Controlling quantum systems under correlated non-Markovian noise, particularly when strongly coupled, poses significant challenges in the development of quantum technologies. Traditional quantum control strategies, heavily reliant on precise models, often fail under these conditions. Here, we address the problem by utilizing a data-driven graybox model, which integrates machine learning structures with physics-based elements. We demonstrate single-qubit control, implementing a universal gate set as well as a random gate set, achieving high fidelity under unknown, strongly-coupled non-Markovian non-Gaussian noise, significantly outperforming traditional methods. Our method is applicable to all open finite-dimensional quantum systems, regardless of the type of noise or the strength of the coupling.
Paper Structure (9 sections, 12 equations, 4 figures)

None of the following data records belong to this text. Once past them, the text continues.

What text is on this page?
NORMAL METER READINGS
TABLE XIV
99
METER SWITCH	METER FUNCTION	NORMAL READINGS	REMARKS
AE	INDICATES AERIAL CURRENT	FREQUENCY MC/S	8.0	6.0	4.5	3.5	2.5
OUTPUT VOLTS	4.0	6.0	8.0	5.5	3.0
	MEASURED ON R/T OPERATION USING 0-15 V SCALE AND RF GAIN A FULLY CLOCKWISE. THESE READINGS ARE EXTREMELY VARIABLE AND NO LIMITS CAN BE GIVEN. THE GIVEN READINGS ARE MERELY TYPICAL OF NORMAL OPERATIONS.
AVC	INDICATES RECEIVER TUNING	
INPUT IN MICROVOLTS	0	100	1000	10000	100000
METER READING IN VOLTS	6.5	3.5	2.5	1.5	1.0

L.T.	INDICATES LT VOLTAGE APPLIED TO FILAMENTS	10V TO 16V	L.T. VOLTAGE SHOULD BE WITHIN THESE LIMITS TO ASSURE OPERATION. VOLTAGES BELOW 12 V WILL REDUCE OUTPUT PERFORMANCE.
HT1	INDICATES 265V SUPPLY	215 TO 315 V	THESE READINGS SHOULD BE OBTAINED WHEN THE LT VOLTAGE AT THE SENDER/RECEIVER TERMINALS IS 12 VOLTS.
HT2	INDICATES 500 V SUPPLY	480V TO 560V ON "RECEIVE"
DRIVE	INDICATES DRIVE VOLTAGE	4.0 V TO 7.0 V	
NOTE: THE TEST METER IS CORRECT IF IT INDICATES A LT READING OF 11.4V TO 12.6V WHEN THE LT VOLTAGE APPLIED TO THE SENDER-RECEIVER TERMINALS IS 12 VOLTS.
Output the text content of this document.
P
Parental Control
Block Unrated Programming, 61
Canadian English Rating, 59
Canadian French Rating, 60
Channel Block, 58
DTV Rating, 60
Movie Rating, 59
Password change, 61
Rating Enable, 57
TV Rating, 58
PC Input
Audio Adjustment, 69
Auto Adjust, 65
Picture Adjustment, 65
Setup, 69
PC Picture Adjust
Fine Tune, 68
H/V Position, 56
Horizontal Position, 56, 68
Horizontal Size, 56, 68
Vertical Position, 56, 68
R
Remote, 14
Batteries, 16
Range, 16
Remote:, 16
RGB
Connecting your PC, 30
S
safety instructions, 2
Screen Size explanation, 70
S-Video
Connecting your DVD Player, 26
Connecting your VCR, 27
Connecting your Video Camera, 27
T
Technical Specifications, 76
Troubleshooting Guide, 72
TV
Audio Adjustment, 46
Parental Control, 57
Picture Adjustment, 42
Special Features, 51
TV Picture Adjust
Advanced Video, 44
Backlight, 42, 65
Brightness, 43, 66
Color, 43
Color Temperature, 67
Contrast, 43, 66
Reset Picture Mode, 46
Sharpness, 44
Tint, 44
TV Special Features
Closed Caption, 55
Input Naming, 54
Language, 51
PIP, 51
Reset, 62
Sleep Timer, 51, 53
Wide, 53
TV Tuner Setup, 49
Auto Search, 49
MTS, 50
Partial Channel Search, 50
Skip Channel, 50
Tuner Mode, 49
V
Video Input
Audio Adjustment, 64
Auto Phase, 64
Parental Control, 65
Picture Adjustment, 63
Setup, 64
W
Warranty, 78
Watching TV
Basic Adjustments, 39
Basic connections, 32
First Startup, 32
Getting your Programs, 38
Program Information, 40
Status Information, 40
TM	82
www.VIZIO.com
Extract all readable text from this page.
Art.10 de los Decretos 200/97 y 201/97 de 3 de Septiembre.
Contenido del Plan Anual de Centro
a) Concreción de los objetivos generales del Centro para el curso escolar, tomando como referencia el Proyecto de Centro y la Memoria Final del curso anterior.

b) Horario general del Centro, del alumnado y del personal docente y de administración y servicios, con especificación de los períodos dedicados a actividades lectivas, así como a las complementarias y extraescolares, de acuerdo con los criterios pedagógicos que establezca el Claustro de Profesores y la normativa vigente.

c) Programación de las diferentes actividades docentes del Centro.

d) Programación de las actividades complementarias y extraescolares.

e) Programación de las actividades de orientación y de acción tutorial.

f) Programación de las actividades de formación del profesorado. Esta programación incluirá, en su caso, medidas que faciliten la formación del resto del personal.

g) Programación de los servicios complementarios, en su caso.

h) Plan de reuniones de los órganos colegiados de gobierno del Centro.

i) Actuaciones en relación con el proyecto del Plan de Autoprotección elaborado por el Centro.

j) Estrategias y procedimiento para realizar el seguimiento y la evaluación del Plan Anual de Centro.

This paper contains 9 sections, 12 equations, 4 figures.

Figures (4)

  • Figure 1: The model studied in the paper. A qubit is subjected to a random telegraph noise along the Z-axis. Control pulses are applied on the X- and Y- axes, and the target is to implement a desired quantum gate.
  • Figure 2: The qubit coherence under RTN vs the coupling strength between system and noise. The blue line shows the actual calculation using Monte-Carlo simulation. The green and orange lines show the theoretical calculation using the Dyson expansion with truncation orders $N = 2,4$ respectively. The dotted red lines define the boundaries between the different noise strength regions.
  • Figure 3: The gate fidelity results for RTN case. Fidelity comparison across $g/\gamma$ values for different gates: a) I, b) X, c) Y, d) Z, e) H, f) $R_x(\frac{\pi}{4})$. For each level of noise strength, three points in the $g/\gamma \in [0,30]$ are selected for the GB approach. In the case of the CS-WB approach, 10 optimal pulses are applied on the noiseless system to simulate performance across all $g$ values. The results are shown in the blue shade. The black line inside of the blue shade represents the average fidelity. In a) the pulse sequence obtained using the CS-WB method is reported. This sequence is used for all values of noise strength. For the GB control, two examples are reported for $g/\gamma$ = 1.8 and 28.8.
  • Figure 4: Quantum control results for $\boldsymbol{g/\gamma = 30}$. a) A violin plot displaying MSE statistics of GB control for both training and testing datasets. Each example in the dataset is compared against the predictions of the GB, and the MSE is then computed. The lower, middle and upper horizontal lines indicate the minimum, median, and maximum values respectively. b) GB control of $200$ random unitaries for a system under RTN with $g/\gamma = 30$, compared to CS-WB approach on a noiseless system and CS-WB approach on a system under RTN with $g/\gamma = 5.5$, which is the limit for the truncated Dyson expansion to be physical. The optimized pulses from all three methods are then simulated for a system with $g/\gamma = 30$, and the process matrix fidelity is calculated. The GB method outperforms gradient descent, with over $85\%$ of unitaries achieving fidelity greater than $80\%$. c) The average distance between $V_O$ operator and $I$ for $200$ random unitaries. GB shows distance less than $0.5$ for unitaries with fidelity higher than $70\%$.